« On ne peut pas militer pour les personnes noires et rejeter les personnes queers, et vice versa. Exclure certains groupes marginalisés de nos revendications ne fait que renforcer les systèmes de discrimination et de violence qu’on cherche à démanteler », dit Shadé Edwards.
L’étudiante de deuxième année en common law à la Faculté de droit a organisé et animé la séance virtuelle Les intersections de l’identité noire, l’orientation sexuelle et l’activisme: une conversation avec Desmond Cole et Reakash Walters, à laquelle ont assisté 500 membres de la communauté universitaire le 17 septembre dernier.

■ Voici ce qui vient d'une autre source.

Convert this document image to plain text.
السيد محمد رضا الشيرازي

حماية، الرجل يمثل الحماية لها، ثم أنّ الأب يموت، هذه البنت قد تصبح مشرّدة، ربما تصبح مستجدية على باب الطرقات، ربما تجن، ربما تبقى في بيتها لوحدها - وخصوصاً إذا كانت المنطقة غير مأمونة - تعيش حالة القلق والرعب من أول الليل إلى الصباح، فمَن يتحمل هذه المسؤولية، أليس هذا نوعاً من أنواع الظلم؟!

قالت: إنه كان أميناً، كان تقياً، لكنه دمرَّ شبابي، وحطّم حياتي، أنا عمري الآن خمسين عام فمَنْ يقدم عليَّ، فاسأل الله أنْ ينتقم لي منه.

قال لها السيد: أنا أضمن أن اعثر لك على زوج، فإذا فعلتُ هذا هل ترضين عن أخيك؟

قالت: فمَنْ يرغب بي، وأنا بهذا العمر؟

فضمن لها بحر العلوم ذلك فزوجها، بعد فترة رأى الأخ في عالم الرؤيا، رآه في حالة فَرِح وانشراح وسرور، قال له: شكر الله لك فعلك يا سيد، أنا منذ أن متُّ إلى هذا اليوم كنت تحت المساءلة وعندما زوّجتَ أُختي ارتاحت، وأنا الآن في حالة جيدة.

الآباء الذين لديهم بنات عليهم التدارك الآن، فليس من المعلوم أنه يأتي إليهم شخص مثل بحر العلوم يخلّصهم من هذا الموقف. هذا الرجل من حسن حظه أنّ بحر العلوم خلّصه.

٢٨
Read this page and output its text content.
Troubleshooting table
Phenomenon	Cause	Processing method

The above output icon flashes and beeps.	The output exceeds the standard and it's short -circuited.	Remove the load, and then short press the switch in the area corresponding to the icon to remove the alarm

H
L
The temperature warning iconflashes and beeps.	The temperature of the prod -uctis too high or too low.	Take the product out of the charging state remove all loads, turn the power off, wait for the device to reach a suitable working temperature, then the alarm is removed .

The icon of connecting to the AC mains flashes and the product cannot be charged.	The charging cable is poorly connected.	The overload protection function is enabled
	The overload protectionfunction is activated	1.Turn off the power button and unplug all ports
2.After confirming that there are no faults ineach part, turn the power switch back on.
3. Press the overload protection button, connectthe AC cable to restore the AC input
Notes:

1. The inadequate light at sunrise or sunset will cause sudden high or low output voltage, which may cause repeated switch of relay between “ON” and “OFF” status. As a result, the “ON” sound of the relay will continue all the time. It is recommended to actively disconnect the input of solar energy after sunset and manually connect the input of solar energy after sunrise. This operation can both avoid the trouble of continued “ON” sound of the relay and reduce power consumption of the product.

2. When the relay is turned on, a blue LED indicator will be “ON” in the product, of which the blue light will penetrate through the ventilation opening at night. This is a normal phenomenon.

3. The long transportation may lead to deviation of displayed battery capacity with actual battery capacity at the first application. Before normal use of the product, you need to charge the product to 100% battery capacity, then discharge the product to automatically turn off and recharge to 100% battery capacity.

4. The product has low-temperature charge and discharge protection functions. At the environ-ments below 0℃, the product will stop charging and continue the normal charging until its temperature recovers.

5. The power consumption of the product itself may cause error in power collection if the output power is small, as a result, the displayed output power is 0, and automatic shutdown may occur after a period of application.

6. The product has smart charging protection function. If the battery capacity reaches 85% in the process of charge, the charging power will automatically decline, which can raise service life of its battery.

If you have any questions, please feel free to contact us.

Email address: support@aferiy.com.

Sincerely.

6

« Les personnes noires qui sont aussi queers vivent à la croisée d’identités marginalisées et se heurtent à la fois à la discrimination anti-noirs et anti-queers, explique Shadé Edwards. Elles subissent donc souvent de multiples formes de violence et se retrouvent coincées dans des mouvements de résistance qui font souvent fi de leur race ou de leur sexualité. »
Organisée en collaboration avec l’Association des étudiants noirs en droit de l’Université d’Ottawa, l’Association étudiante de Common Law Student Society (AÉCLSS) et OUTLaw, groupe formé d’étudiantes et d’étudiants en droit 2SLGBTQ+ et de leurs allié.es, la conversation portait sur la discrimination intersectionnelle — l’invisibilisation des identités queers dans les espaces noirs et vice-versa avec les identités noires dans les espaces queers —, l’abolition des systèmes d’oppression, les différentes réponses communautaires aux préjudices et à la violence, et l’activisme.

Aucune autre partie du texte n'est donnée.